Future changes in water availability: Insights from a long-term monitoring of soil moisture under two tree species

Vegetation interacts with both soil moisture and atmospheric conditions, contributing to water flow partitioning at the land surface. Therefore, both climate and land cover changes impact water resource availability. This study aimed to determine the differential effects of climate change on the soil water regime of two common Central European forest types: Norway spruce (Picea abies L.) and European beech (Fagus sylvatica L.) stands.

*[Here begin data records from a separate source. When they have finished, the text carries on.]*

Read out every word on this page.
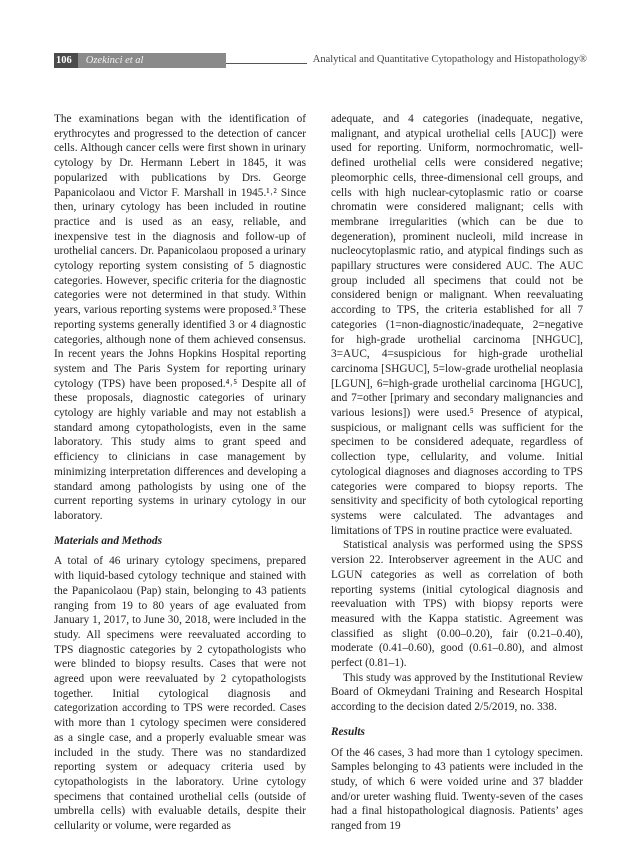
106	Ozekinci et al	Analytical and Quantitative Cytopathology and Histopathology®

The examinations began with the identification of erythrocytes and progressed to the detection of cancer cells. Although cancer cells were first shown in urinary cytology by Dr. Hermann Lebert in 1845, it was popularized with publications by Drs. George Papanicolaou and Victor F. Marshall in 1945.¹˒² Since then, urinary cytology has been included in routine practice and is used as an easy, reliable, and inexpensive test in the diagnosis and follow-up of urothelial cancers. Dr. Papanicolaou proposed a urinary cytology reporting system consisting of 5 diagnostic categories. However, specific criteria for the diagnostic categories were not determined in that study. Within years, various reporting systems were proposed.³ These reporting systems generally identified 3 or 4 diagnostic categories, although none of them achieved consensus. In recent years the Johns Hopkins Hospital reporting system and The Paris System for reporting urinary cytology (TPS) have been proposed.⁴˒⁵ Despite all of these proposals, diagnostic categories of urinary cytology are highly variable and may not establish a standard among cytopathologists, even in the same laboratory. This study aims to grant speed and efficiency to clinicians in case management by minimizing interpretation differences and developing a standard among pathologists by using one of the current reporting systems in urinary cytology in our laboratory.

Materials and Methods

A total of 46 urinary cytology specimens, prepared with liquid-based cytology technique and stained with the Papanicolaou (Pap) stain, belonging to 43 patients ranging from 19 to 80 years of age evaluated from January 1, 2017, to June 30, 2018, were included in the study. All specimens were reevaluated according to TPS diagnostic categories by 2 cytopathologists who were blinded to biopsy results. Cases that were not agreed upon were reevaluated by 2 cytopathologists together. Initial cytological diagnosis and categorization according to TPS were recorded. Cases with more than 1 cytology specimen were considered as a single case, and a properly evaluable smear was included in the study. There was no standardized reporting system or adequacy criteria used by cytopathologists in the laboratory. Urine cytology specimens that contained urothelial cells (outside of umbrella cells) with evaluable details, despite their cellularity or volume, were regarded as

adequate, and 4 categories (inadequate, negative, malignant, and atypical urothelial cells [AUC]) were used for reporting. Uniform, normochromatic, well-defined urothelial cells were considered negative; pleomorphic cells, three-dimensional cell groups, and cells with high nuclear-cytoplasmic ratio or coarse chromatin were considered malignant; cells with membrane irregularities (which can be due to degeneration), prominent nucleoli, mild increase in nucleocytoplasmic ratio, and atypical findings such as papillary structures were considered AUC. The AUC group included all specimens that could not be considered benign or malignant. When reevaluating according to TPS, the criteria established for all 7 categories (1=non-diagnostic/inadequate, 2=negative for high-grade urothelial carcinoma [NHGUC], 3=AUC, 4=suspicious for high-grade urothelial carcinoma [SHGUC], 5=low-grade urothelial neoplasia [LGUN], 6=high-grade urothelial carcinoma [HGUC], and 7=other [primary and secondary malignancies and various lesions]) were used.⁵ Presence of atypical, suspicious, or malignant cells was sufficient for the specimen to be considered adequate, regardless of collection type, cellularity, and volume. Initial cytological diagnoses and diagnoses according to TPS categories were compared to biopsy reports. The sensitivity and specificity of both cytological reporting systems were calculated. The advantages and limitations of TPS in routine practice were evaluated.

Statistical analysis was performed using the SPSS version 22. Interobserver agreement in the AUC and LGUN categories as well as correlation of both reporting systems (initial cytological diagnosis and reevaluation with TPS) with biopsy reports were measured with the Kappa statistic. Agreement was classified as slight (0.00–0.20), fair (0.21–0.40), moderate (0.41–0.60), good (0.61–0.80), and almost perfect (0.81–1).

This study was approved by the Institutional Review Board of Okmeydani Training and Research Hospital according to the decision dated 2/5/2019, no. 338.

Results

Of the 46 cases, 3 had more than 1 cytology specimen. Samples belonging to 43 patients were included in the study, of which 6 were voided urine and 37 bladder and/or ureter washing fluid. Twenty-seven of the cases had a final histopathological diagnosis. Patients’ ages ranged from 19
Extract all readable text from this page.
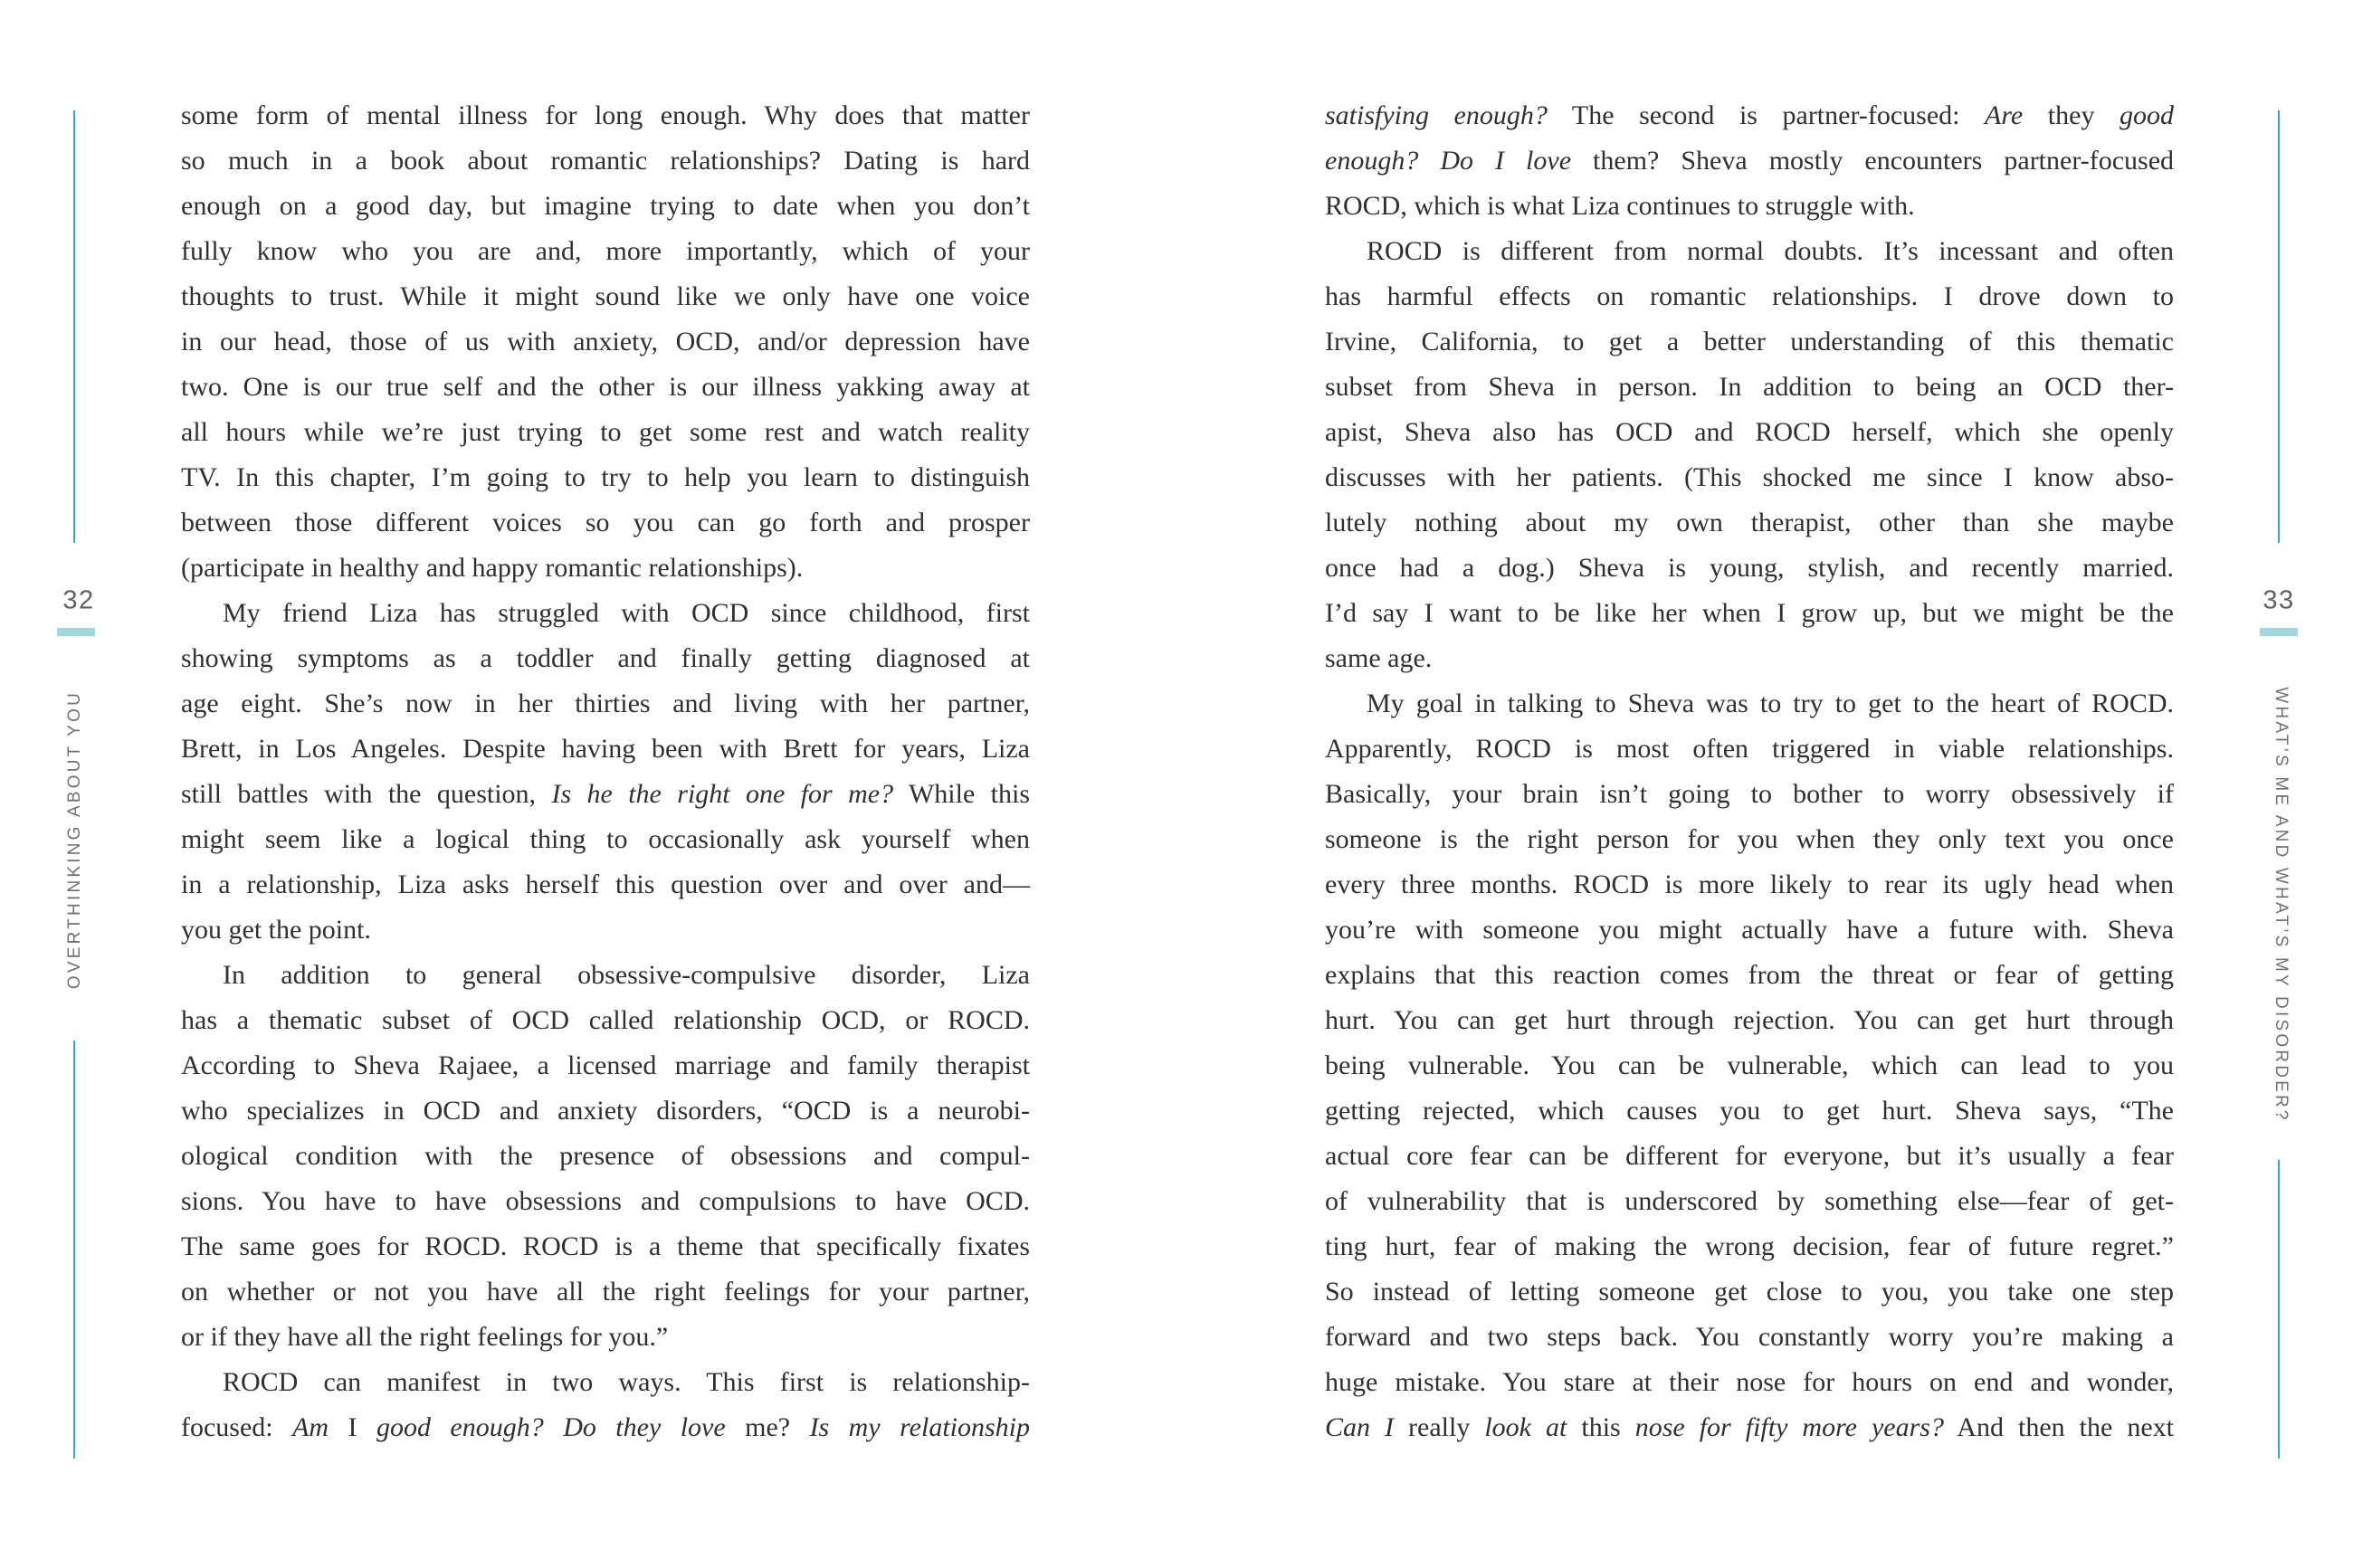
32
OVERTHINKING ABOUT YOU
some form of mental illness for long enough. Why does that matter
so much in a book about romantic relationships? Dating is hard
enough on a good day, but imagine trying to date when you don’t
fully know who you are and, more importantly, which of your
thoughts to trust. While it might sound like we only have one voice
in our head, those of us with anxiety, OCD, and/or depression have
two. One is our true self and the other is our illness yakking away at
all hours while we’re just trying to get some rest and watch reality
TV. In this chapter, I’m going to try to help you learn to distinguish
between those different voices so you can go forth and prosper
(participate in healthy and happy romantic relationships).
My friend Liza has struggled with OCD since childhood, first
showing symptoms as a toddler and finally getting diagnosed at
age eight. She’s now in her thirties and living with her partner,
Brett, in Los Angeles. Despite having been with Brett for years, Liza
still battles with the question, Is he the right one for me? While this
might seem like a logical thing to occasionally ask yourself when
in a relationship, Liza asks herself this question over and over and—
you get the point.
In addition to general obsessive-compulsive disorder, Liza
has a thematic subset of OCD called relationship OCD, or ROCD.
According to Sheva Rajaee, a licensed marriage and family therapist
who specializes in OCD and anxiety disorders, “OCD is a neurobi-
ological condition with the presence of obsessions and compul-
sions. You have to have obsessions and compulsions to have OCD.
The same goes for ROCD. ROCD is a theme that specifically fixates
on whether or not you have all the right feelings for your partner,
or if they have all the right feelings for you.”
ROCD can manifest in two ways. This first is relationship-
focused: Am I good enough? Do they love me? Is my relationship
satisfying enough? The second is partner-focused: Are they good
enough? Do I love them? Sheva mostly encounters partner-focused
ROCD, which is what Liza continues to struggle with.
ROCD is different from normal doubts. It’s incessant and often
has harmful effects on romantic relationships. I drove down to
Irvine, California, to get a better understanding of this thematic
subset from Sheva in person. In addition to being an OCD ther-
apist, Sheva also has OCD and ROCD herself, which she openly
discusses with her patients. (This shocked me since I know abso-
lutely nothing about my own therapist, other than she maybe
once had a dog.) Sheva is young, stylish, and recently married.
I’d say I want to be like her when I grow up, but we might be the
same age.
My goal in talking to Sheva was to try to get to the heart of ROCD.
Apparently, ROCD is most often triggered in viable relationships.
Basically, your brain isn’t going to bother to worry obsessively if
someone is the right person for you when they only text you once
every three months. ROCD is more likely to rear its ugly head when
you’re with someone you might actually have a future with. Sheva
explains that this reaction comes from the threat or fear of getting
hurt. You can get hurt through rejection. You can get hurt through
being vulnerable. You can be vulnerable, which can lead to you
getting rejected, which causes you to get hurt. Sheva says, “The
actual core fear can be different for everyone, but it’s usually a fear
of vulnerability that is underscored by something else—fear of get-
ting hurt, fear of making the wrong decision, fear of future regret.”
So instead of letting someone get close to you, you take one step
forward and two steps back. You constantly worry you’re making a
huge mistake. You stare at their nose for hours on end and wonder,
Can I really look at this nose for fifty more years? And then the next
33
WHAT’S ME AND WHAT’S MY DISORDER?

A unique dataset, including 22 years (2000–2021) of measured soil water potentials, was used with a bucket-type soil water balance model to investigate differences in evapotranspiration and groundwater recharge both between the forest types and across years. While long-term column-averaged pressure head indicated drier soil at the spruce site overall, this was driven by the wettest years in the dataset. Seasonal and interannual variability of meteorological conditions drove complex but robust differences in flow partitioning between the forest types. Higher snow interception by spruce (27 mm season^-1) resulted in drier soil below the spruce canopy in the cold season. Higher transpiration by beech (70 mm season^-1) led to increasingly drier soils over the warm seasons. Low summer precipitation inputs exacerbated soil drying under beech as compared to spruce. Estimated summer recharge was lower under beech (25 mm season^-1) due to its lower transpiration. The difference was more pronounced (over 40 mm season^-1) during wetter summers.

These suggest that expected trends in regional climate and forest species composition may interact to produce a disproportionate shift of recharge from the summer to the winter season.